Cushman & Wakefield analysts commented that “job gains boosted demand for office space, keeping absorption levels consistent with that of the past three years, despite uncertainty surrounding tariffs and trade issues.” The report added that financial services, professional services and information employment increases helped lead to “healthy positive absorption,” while “healthy demand for office space in the fourth quarter of 2019 was matched by rising supply.”
When it came to supply, the JLL analysts pointed out that the market, overall, is “entering the final stages of the development cycle,” which means it will pull back “after the 51 million square feet that will deliver in 2020.” NKF sounded a note of caution about the pipeline, however, pointing out that “the amount of space under construction remains robust, and warrants close monitoring in the year ahead.”

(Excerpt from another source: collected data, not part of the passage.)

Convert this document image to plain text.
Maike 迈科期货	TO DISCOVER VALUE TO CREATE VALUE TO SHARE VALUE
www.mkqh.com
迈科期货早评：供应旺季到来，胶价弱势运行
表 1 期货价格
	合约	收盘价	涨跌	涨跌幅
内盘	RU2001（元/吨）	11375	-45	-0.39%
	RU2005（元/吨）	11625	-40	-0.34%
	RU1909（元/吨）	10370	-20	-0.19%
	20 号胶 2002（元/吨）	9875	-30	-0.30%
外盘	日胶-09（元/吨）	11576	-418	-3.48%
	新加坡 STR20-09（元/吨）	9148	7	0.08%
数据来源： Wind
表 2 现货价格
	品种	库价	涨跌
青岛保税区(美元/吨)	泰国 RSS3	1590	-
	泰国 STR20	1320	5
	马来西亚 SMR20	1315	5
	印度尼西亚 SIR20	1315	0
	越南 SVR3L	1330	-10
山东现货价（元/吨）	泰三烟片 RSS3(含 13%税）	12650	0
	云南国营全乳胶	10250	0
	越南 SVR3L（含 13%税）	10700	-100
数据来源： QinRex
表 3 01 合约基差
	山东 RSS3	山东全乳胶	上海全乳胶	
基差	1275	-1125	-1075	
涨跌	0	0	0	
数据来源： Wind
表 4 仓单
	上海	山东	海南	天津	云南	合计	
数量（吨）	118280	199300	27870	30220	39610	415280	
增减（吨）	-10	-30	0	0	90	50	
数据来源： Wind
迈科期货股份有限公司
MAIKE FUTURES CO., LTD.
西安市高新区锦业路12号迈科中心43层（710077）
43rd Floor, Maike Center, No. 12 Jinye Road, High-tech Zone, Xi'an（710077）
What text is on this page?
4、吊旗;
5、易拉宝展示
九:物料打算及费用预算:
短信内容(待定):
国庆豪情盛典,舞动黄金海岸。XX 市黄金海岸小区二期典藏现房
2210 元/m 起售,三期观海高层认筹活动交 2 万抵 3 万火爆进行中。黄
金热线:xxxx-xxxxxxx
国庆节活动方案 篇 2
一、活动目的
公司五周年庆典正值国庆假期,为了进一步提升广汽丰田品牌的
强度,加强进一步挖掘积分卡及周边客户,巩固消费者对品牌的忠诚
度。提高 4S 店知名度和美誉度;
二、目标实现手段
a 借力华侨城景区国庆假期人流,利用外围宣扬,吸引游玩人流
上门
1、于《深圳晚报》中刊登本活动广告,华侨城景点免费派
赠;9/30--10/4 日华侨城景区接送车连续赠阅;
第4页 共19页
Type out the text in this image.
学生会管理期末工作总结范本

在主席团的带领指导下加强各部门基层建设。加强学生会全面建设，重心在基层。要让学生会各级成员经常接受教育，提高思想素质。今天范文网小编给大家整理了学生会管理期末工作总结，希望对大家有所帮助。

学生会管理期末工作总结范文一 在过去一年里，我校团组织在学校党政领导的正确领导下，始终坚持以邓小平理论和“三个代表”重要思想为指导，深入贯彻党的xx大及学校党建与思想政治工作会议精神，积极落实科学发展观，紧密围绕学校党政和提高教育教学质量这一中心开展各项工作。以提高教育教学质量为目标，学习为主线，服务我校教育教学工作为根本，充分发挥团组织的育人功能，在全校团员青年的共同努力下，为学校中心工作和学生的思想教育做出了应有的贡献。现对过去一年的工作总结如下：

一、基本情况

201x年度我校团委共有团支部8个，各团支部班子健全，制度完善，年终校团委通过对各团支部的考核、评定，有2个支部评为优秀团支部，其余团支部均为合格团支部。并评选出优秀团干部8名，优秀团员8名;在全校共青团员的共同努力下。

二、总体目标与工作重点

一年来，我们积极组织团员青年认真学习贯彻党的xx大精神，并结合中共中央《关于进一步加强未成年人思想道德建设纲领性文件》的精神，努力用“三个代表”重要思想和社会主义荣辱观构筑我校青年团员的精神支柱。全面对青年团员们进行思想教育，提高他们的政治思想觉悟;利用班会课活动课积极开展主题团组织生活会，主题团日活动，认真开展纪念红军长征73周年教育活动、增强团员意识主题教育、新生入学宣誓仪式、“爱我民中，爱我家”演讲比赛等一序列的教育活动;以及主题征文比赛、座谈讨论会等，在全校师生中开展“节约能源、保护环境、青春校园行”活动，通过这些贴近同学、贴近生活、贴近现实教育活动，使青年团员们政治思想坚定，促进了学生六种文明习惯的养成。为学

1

JLL researchers also noted that leasing activity cooled in Q4 2019 “as co-working took a pause on the back of WeWork’s restructuring.” However, “2019 was a banner year for occupancy growth across markets and asset classes,” the analysts noted. NKF’s analysts agreed, pointing out that “tenants continue to show strong interest in new, efficient trophy projects,” though backfilling older, obsolete space remains a challenge.
With an eye to the future, Cushman & Wakefield analysts point out that “as long as employment in office-using sectors continues to rise, demand for office space will increase,” in the coming year, with the new space currently under construction being absorbed. Vacancy is likely to remain stable, with tech-related companies continuing to grow, expand geographically to “find the talent they need.”
JLL forecasts that a “robust 2019 will be followed by a more subdued, but still healthy, 2020.” Much like Cushman & Wakefield, JLL is focused on tenant demand (especially from tech) to drive “widespread occupancy gains,” even as rent growth will cool down.
The NKF researchers are also forecasting a strong 2020, with overall market conditions suggesting “the cyclical expansion will continue into 2020.” Still, the analysts point to an economic consensus that is predicting a “gradual slowing of the economy over the next 12 to 24 months,” while “job creation in office-using sectors, particularly professional and business services” will end up shaping demand for space in the near-to-mid-term.